Matt Heath: An open letter to the man who ran me over

Publish Date
Monday, 4 June 2018, 5:15PM
NZ Herald

NZ Herald

By: Matt Heath

It was great to meet you last Thursday morning. Hope your car is ok after I smashed into it with my body. I just wanted to say sorry. It was completely my fault.

5:50 am there you were minding your own business. Then out of nowhere an idiot crosses your path on his stupid green bicycle. BANG!.

No one needs that so early. You would've been well within your rights to put the boot in. Instead you jumped out and asked if I was ok. Helped me up. Concerned about a stranger's well being over everything else. What a good man.

There is no excuse for what happened. But I'll try and explain it anyway. I'd been reading a great book till late. 'Waking Up' by Californian neuroscientist and superstar podcaster Sam Harris. In chapter 2 'The Mystery of Consciousness' he writes about patients who've had the left and right hemispheres of their brains surgically split.

'When the forbrain commissures are cut, the hemispheres display an altogether astonishing functional independence, including separate memories learning processes, behavioural intentions and - it seems all but certain - centers of conscious experience'.

So Dude Who Ran Me Over, I was riding at high speed thinking about the possibility of two separate consciousnesses within my own head. My Corpus Callasum hasn't been severed. But Sam Harris had me contemplating a silent separate intelligence within my own brain. Speech is usually controlled by the left hemisphere so I imagined a right side not being able to articulate itself. An imprisoned bodiless Helen Keller type consciousness.

So concentrating really hard on the right side of my brain I sped out of the cycle-way and across the intersection. Bang!. I smashed into the front of your car and went flying.

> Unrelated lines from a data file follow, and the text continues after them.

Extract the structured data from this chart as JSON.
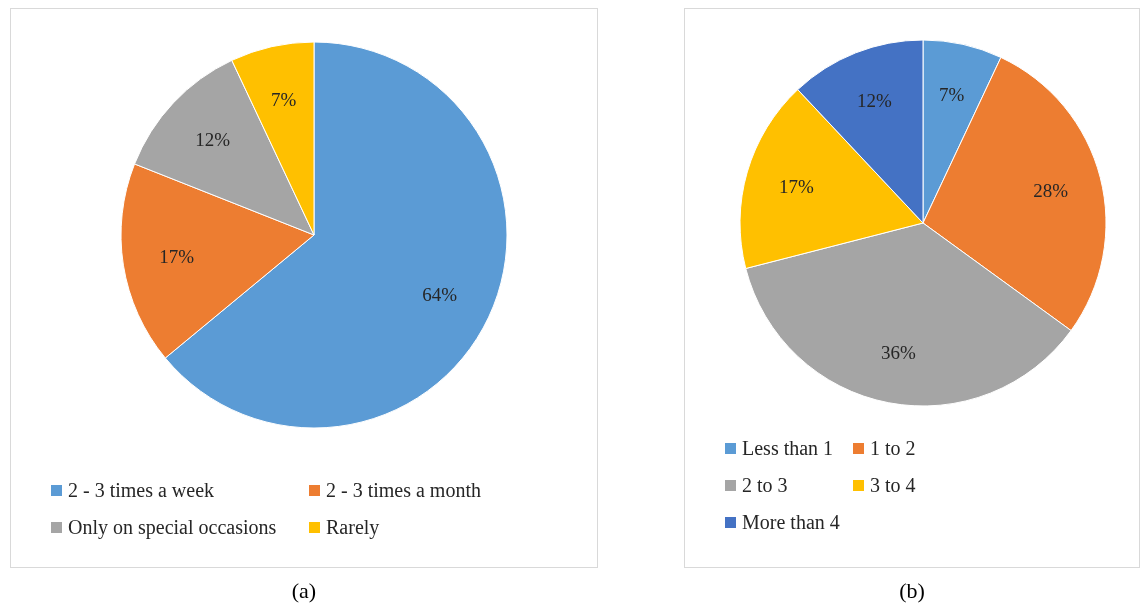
{
  "chart_data": [
    {
      "type": "pie",
      "categories": [
        "2 - 3 times a week",
        "2 - 3 times a month",
        "Only on special occasions",
        "Rarely"
      ],
      "values": [
        64,
        17,
        12,
        7
      ],
      "value_labels": [
        "64%",
        "17%",
        "12%",
        "7%"
      ],
      "colors": [
        "#5b9bd5",
        "#ed7d31",
        "#a5a5a5",
        "#ffc000"
      ],
      "legend": "bottom",
      "annotations": [
        "(a)"
      ]
    },
    {
      "type": "pie",
      "categories": [
        "Less than 1",
        "1 to 2",
        "2 to 3",
        "3 to 4",
        "More than 4"
      ],
      "values": [
        7,
        28,
        36,
        17,
        12
      ],
      "value_labels": [
        "7%",
        "28%",
        "36%",
        "17%",
        "12%"
      ],
      "colors": [
        "#5b9bd5",
        "#ed7d31",
        "#a5a5a5",
        "#ffc000",
        "#4472c4"
      ],
      "legend": "bottom",
      "annotations": [
        "(b)"
      ]
    }
  ]
}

Splattered across the road. Absolute humiliator.

Obviously riding down a road at pace trying to use only the right hemisphere of your brain is a stupid thing to do. But I did experience something that might be useful to neuroscience. Maybe be even to Sam Harris.

It was all in slow motion. I saw that the lights had turned to green for the cars. I saw that they were red for me. But the lights meant nothing. They didn't register at all. They were just colours.

I've been driving and riding for a long time. I know what the lights mean. My reactions to them are usually automatic. But that morning they meant nothing. Maybe the right side had taken over.

Maybe my right brain doesn't know the road rules. Maybe my right brain hates the left side and given full control decided to smash it into a car. So many questions. Did I manage to non surgically severe the links between the hemispheres of my brain or was I just a dangerously zoned out idiot on a bike? You decide.

Either way it's important for all of us to concentrate on the roads. Especially on a bike. The cyclist will always come off second best in a collision. But it's equally not cool to interrupt peoples commutes by bouncing off their bonnets. As I did to you.

For about 30 mins after the accident on Thursday I was hyper. A bit sore and bloody but fine.

Half an hour later the pain kicked in. Aching ribs and spine. Massive head ache. I started forgetting things halfway through sentences. Nausea set in. I couldn't walk straight. But I deserved it. It was my well earned punishment. (For a realtime recording of my adrenaline fuelled bravado turning into whinging pain and confusion, listen to the Matt and Jerry Breakfast Show Podcast 31 May).

Anyway, Dude Who Ran Me Over, I don't know you but I know you're a top bloke. I just want to say sorry.

You are a great New Zealander. I am a moron.

Love Matt Heath

Ps. I owe you a very expensive bottle of whatever you drink.